Q : Faudrait-il un jour reconnaître dans nos lois les couples homosexuels et lesbiens comme c’est actuellement le débat en France ?

R : Personnellement, je n’ai rien contre les homosexuels et les lesbiennes. Chaque personne vit sa sexualité à sa manière, pourvu que cela se fasse dans le respect de soi et d’autrui. L’adultère fait beaucoup plus de mal et certains sont des honorables alors que d’autres sont décorés. Il serait intéressant qu’il y ait un débat public sur la question. C’est bien mieux que l’homosexualité et le lesbianisme soient reconnus légalement au lieu de forcer les personnes qui s’y adonnent à se cacher pour vivre leur amour.
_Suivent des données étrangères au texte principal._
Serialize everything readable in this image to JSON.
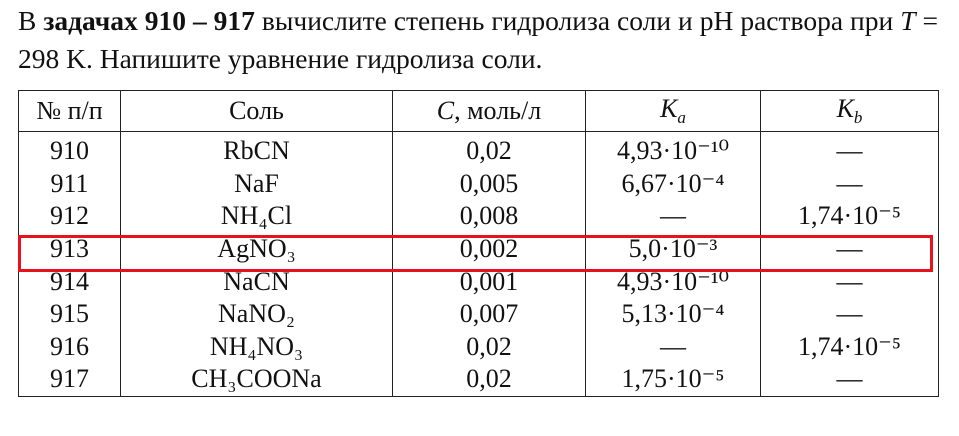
{
  "intro": [
    "В ",
    "задачах 910 – 917",
    " вычислите степень гидролиза соли и pH раствора при ",
    "T",
    " = 298 K. Напишите уравнение гидролиза соли."
  ],
  "table": {
    "header": [
      "№ п/п",
      "Соль",
      {
        "symbol": "C",
        "text": ", моль/л"
      },
      {
        "symbol": "K",
        "subscript": "a"
      },
      {
        "symbol": "K",
        "subscript": "b"
      }
    ],
    "rows": [
      [
        "910",
        "RbCN",
        "0,02",
        "4,93·10⁻¹⁰",
        "—"
      ],
      [
        "911",
        "NaF",
        "0,005",
        "6,67·10⁻⁴",
        "—"
      ],
      [
        "912",
        "NH₄Cl",
        "0,008",
        "—",
        "1,74·10⁻⁵"
      ],
      [
        "913",
        "AgNO₃",
        "0,002",
        "5,0·10⁻³",
        "—"
      ],
      [
        "914",
        "NaCN",
        "0,001",
        "4,93·10⁻¹⁰",
        "—"
      ],
      [
        "915",
        "NaNO₂",
        "0,007",
        "5,13·10⁻⁴",
        "—"
      ],
      [
        "916",
        "NH₄NO₃",
        "0,02",
        "—",
        "1,74·10⁻⁵"
      ],
      [
        "917",
        "CH₃COONa",
        "0,02",
        "1,75·10⁻⁵",
        "—"
      ]
    ]
  }
}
Q : Qu’en est-il de l’adoption d’enfants par des couples autres qu’hétérosexuels ?

R : S’il existe des femmes qui vivent seules et qui peuvent élever leurs enfants, je ne vois pas pourquoi deux femmes vivant ensemble ne pourraient pas en faire de même. Il en est de même pour les hommes. Les réfractaires avancent que l’enfant n’a pas de modèle à suivre. Les homosexuels ont des parents hétérosexuels n’est-ce pas ? D’ailleurs, il existe aussi d’autres modèles, les groupes d’amis, les clubs de jeunesse, l’Église, etc.

Q : Les couples qui vivent en concubinage à Maurice n’ont pas les mêmes droits qu’un couple dit ‘normal’ au niveau des abattements fiscaux. Que faudrait-il faire ?

R : Si c’est un homme qui ne divorce pas de sa femme, mais qui s’installe avec une autre, alors la question d’abattements fiscaux pour l’autre femme ne peut pas avoir lieu. Je suis consciente qu’il y a des jeunes qui se mettent ensemble et que peut-être cela deviendra une façon de vivre à Maurice. C’est une lutte qu’il faut mener afin de faire introduire dans notre pays le pendant du PACS en France (ndlr : le PACS est un contrat en vigueur en France entre deux personnes majeures de sexe différent ou du même sexe, pour organiser leur vie commune. Il crée des droits et obligations pour les partenaires, notamment “une aide mutuelle et matérielle”). Il faut que les jeunes prennent les devants sur la question.